More developers than ever are making accessible games
After years of grassroots efforts, game developers are now making games that are accessible instead of just compliant.
The big picture: When developers say accessibility, they’re talking about “removing unnecessary barriers that prevent people, specifically people with disabilities, from being able to play the game,” Xbox accessibility manager Tara Voelker told Axios.
- The traditional standard of “compliance” just meant avoiding legal issues.
- “Compliance does not dictate people being able to play your game,” she said.
Game accessibility enables more people to see, hear and control games. Improvements include:
- Options to make color-coded systems in games readable even to people with colorblindness.
- Support for subtitles, bigger fonts, and turning text to speech and vice versa.
- The ability to re-map control schemes traditionally designed for people with the use of two hands.
Accessibility must be integrated into every stage of development, rather than added late in the pipeline. It’s a “constantly moving target,” says Voelker, but gets easier when developers are proactive.
- “The biggest barrier that developers face is sort of a general knowledge barrier because the field of game accessibility is relatively young compared to accessibility in other tech.”
- It’s crucial to listen to players with disabilities about their needs. “There have been a lot of very well-meaning devs who ... completely missed the mark because they assumed they understood a person with disabilities’ lived experience,” Voelker says.
Gaming accessibility advocate Steven Spohn says the industry is more receptive to him now than a decade ago.

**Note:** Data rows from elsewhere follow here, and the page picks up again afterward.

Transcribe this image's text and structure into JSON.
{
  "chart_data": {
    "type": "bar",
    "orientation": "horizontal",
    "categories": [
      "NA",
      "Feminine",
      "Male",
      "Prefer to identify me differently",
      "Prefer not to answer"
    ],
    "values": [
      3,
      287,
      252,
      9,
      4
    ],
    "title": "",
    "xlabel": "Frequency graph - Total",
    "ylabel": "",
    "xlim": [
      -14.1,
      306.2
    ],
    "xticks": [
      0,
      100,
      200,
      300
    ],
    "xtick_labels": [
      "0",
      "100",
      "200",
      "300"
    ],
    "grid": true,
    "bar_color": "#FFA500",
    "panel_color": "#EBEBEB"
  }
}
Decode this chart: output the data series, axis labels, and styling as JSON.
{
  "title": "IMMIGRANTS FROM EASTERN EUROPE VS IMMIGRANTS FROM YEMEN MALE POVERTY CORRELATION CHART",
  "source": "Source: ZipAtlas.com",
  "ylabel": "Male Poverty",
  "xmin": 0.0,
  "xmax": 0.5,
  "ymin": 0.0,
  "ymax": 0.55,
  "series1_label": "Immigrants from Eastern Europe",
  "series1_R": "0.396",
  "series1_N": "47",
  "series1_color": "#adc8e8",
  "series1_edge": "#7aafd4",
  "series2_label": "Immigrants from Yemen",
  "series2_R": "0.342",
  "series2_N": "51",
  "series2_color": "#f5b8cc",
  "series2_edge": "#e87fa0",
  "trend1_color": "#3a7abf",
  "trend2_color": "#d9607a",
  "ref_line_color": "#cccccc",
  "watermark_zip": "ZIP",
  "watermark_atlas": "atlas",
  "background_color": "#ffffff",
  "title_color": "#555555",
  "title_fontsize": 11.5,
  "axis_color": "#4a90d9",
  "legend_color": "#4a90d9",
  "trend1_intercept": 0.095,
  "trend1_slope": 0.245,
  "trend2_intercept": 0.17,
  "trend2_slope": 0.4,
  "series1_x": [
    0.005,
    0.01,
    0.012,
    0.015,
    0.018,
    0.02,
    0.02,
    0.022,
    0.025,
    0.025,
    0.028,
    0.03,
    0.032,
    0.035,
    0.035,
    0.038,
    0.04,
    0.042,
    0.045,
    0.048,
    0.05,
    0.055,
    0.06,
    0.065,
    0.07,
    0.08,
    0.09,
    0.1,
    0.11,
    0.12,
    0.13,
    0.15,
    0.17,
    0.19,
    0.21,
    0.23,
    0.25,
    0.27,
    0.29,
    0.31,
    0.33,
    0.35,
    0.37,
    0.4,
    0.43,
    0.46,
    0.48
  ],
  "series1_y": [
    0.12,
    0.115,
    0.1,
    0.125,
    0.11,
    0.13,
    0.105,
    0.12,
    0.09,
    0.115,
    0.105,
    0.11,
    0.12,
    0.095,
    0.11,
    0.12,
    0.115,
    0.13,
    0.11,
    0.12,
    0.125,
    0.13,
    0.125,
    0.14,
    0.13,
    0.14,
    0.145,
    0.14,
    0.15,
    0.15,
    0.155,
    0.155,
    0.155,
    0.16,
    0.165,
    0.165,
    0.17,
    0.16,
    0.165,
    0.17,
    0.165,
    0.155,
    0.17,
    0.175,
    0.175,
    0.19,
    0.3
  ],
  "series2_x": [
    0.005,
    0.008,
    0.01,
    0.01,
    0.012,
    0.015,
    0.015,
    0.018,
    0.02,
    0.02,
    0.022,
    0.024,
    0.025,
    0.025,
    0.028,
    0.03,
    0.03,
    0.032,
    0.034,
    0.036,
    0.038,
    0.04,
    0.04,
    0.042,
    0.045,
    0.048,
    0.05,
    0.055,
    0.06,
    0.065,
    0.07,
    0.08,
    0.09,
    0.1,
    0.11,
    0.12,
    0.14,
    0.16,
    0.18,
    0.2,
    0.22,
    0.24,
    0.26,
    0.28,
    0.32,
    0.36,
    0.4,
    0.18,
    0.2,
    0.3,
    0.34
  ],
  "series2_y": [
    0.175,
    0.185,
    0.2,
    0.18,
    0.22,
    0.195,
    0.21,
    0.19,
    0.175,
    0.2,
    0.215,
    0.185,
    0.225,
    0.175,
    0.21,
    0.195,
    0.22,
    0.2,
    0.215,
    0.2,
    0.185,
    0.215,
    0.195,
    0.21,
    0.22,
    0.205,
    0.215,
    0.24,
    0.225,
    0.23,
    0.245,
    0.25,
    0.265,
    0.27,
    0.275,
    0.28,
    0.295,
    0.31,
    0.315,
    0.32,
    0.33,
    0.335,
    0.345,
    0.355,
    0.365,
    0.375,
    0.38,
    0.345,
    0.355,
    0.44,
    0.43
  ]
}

- At the annual Game Developers Conference in 2009, Spohn and his colleagues asked developers if they considered gamers with disabilities while designing their work. “Most people said no,” he said. “One guy laughed at us and walked away. The industry back then was hostile.”
Spohn, who helps run the charity AbleGamers, believes the problem was ignorance, rather than malice.
- “They just simply have never thought of it as a necessity,” Spohn says. “I think one of the biggest challenges for those people is simply imagining a world in which you don't have full physical ability.”
Microsoft, Sony and Nintendo have all put resources into making games accessible. "AbleGamers doesn't go a single day without at least a developer coming in and asking for help in some way or another,” Spohn says.
Driving the news: Blockbuster studios like Naughty Dog and Insomniac Games have been building accessibility features and making them as standard as brightness settings and inventory screens.
What’s next: The video game industry still has a problem with representation of those players within its studios.
- “We need to figure out as an industry how to better enable people with disabilities to work in gaming,” Voelker says. “If we had more people with disabilities working in gaming and able to be more present and more frequently have these conversations with development studios, I think we would have more accessible games and better games as a whole.”
The bottom line: Accessibility options mean more customers for businesses, Spohn says.
- “You're opening yourself up to $2 billion of revenue that the disability community has at our disposal to be able to purchase games,” he says. “If you can't leave the house, if you can't go to the movies or you can't go to Starbucks ... you need something else that's entertaining and sustaining your mind.”